Further to my previous article, “Anarchy in the U.K – Animal Mutilations,” I thought I would share with you another unsettling and weird case that falls into that particular category. On the afternoon of a spring day in 1992, Jon Downes, the director of the British-based Center for Fortean Zoology and a renowned seeker of unknown animals, was deep in conversation with a police officer from Middlemoor Police Station in the English city of Exeter. The subject of the conversation was the so-called “big cat” sightings (such as the notorious Beast of Bodmin, Beast of Dartmoor, and Beast of Exmoor) that have been reported throughout the British counties of Devon and Cornwall for decades.

Was Jonathan Downes aware, the officer inquired, that there had occurred at nearby Newquay Zoo in the late 1970s a series of grisly mutilations of animals under extremely strange circumstances? Downes replied that, no, he was not. Fortunately, however, the officer was able to put Downes in touch with the one man in a position to discuss the facts: the head keeper at the zoo at the time in question. And here’s where things began to get distinctly odd. Downes wasted no time in tracking the man down. Elderly and in failing health, he confirmed to Downes the basics of the story: very strange deaths had occurred at the zoo, and wallabies, swans and geese had been beheaded. But more significantly, their corpses had been totally drained of blood…

“There was no blood left in the animals at all,” Downes was informed by the keeper, who added, “I had the area UFO compositor – or whatever he called himself – come down, and the suggestion was that it was beings from outer space who came down and needed the blood – or whatever else it was that they drew out of those animals – to survive. It never developed any further than that. I believe that he got a radiation count in the wallaby paddock at that time.”

Was the culprit ever located? “No,” was the reply from Downes’ source, who added: “But the same thing was happening all over the world. I can tell you that.” Downes advised me that the zookeeper was not an adherent of the extra-terrestrial hypothesis; rather, he suspected black magic and a witch-coven. As he conceded, however, there was also talk of “big cats” in the area – a theory later bolstered by the discovery of large, tell-tale paw-prints. At that stage the conversation was terminated. Downes, however, felt that the man was keeping something back and resolved to address the matter further at a later date. Regrettably, he did not get the chance. Forty-eight hours later, the man was dead. Although the death seems to have only been as a result of the man’s failing health, to this day Downes finds this whole saga particularly strange. But more was to follow.

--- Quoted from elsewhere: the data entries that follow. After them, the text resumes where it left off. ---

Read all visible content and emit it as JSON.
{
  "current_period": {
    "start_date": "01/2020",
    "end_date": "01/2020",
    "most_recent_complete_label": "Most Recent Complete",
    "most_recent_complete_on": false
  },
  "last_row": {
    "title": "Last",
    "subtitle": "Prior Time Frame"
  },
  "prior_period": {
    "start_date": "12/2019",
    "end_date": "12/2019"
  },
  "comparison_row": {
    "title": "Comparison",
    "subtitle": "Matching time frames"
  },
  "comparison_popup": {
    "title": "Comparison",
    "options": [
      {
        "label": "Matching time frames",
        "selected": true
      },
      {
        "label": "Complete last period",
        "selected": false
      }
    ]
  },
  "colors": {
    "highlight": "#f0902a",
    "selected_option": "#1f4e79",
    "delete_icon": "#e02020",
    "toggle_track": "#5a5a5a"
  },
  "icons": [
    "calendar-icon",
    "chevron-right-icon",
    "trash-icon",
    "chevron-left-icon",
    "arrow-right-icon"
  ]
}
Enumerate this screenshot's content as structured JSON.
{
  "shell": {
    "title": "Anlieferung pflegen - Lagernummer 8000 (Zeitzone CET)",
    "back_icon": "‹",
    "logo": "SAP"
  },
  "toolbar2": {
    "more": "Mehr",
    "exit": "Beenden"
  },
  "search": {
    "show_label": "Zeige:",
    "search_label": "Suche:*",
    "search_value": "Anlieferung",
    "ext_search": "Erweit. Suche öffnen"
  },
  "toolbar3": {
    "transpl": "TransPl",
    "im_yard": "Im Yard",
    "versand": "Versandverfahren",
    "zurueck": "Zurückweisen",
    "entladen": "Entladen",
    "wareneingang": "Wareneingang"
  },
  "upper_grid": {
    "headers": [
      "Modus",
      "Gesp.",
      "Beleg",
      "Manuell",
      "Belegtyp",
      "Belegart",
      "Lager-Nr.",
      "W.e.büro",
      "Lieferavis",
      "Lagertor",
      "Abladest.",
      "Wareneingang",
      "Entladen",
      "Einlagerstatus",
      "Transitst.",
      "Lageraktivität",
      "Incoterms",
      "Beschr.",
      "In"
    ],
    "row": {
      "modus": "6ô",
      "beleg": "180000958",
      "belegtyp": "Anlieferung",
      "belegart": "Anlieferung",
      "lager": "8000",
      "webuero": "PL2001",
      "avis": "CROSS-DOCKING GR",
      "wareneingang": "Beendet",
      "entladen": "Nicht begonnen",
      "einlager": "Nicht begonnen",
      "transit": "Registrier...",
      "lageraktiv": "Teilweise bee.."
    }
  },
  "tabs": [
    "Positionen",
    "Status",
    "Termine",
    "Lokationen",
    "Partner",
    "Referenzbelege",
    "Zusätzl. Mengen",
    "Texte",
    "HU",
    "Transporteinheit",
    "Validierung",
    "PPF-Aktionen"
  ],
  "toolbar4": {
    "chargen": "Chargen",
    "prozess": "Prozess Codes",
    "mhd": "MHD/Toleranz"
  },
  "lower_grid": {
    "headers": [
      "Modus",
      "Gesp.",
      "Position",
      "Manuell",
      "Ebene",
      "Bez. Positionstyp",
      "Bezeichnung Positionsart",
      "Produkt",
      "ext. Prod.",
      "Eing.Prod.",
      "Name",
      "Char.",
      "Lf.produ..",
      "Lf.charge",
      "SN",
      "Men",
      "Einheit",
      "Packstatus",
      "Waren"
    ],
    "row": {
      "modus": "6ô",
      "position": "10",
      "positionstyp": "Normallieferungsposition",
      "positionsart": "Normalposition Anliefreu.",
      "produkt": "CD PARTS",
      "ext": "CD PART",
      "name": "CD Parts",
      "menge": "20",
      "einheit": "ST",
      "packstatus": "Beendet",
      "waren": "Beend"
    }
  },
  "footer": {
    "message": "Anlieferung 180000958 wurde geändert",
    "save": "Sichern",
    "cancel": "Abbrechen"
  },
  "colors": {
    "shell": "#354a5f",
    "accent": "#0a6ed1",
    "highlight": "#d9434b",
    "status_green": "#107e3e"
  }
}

Two years later, in 1994, Downes received – under somewhat conspiratorial circumstances – a package of documents that consisted of, among other things, a police file on the animal killings at Newquay Zoo in 1978. The first such police report of October 2, 1978 stated: “Over the past months a number of incidents have occurred at the Newquay Zoological Gardens at Trenance Gardens, Newquay. These incidents were thought at first to be unconnected and possibly due to the incursion of a marauding animal, but this has now been discounted.”

Perhaps most bizarre of all, however, was a further report concerning “something” that had under cover of darkness “attempted to gain entrance to the lion’s cage!” It hardly needs to be stressed that only someone very foolhardy or near-indestructible would dare venture into the cage of a lion! And yet, incredibly, something did. Checks outside of the cage, the report states, revealed prints that were thought to possibly be those of a large cat of some type; however, that the modus operandi behind the killings suggested a degree of sophisticated intelligence, is something that leaves this particular aspect of the affair somewhat murky. And most significant of all, the files state: “The method of killing would indicate that the culprit is an extremely strong ‘person’ or that some form of drug was used to pacify the animals. If tissue samples were available, then the drug, if used, could be detected.”

Decades later, the mysterious animal deaths at Newquay Zoo remain just that – a mystery. Jon Downes has, however, also been given access to additional papers that ask a number of interesting and perhaps highly relevant questions to the whole affair, including: “Any mysterious disappearances over the relevant period? Have the local population reported any loss of livestock?” Notably, the person posing the question also raised the issue of an abandoned, old mine near the zoo and speculated as to whether it was serving as a “possible refuge” for…well, what? Perhaps, one day, we’ll know what lurked – and may still lurk – in that old mine.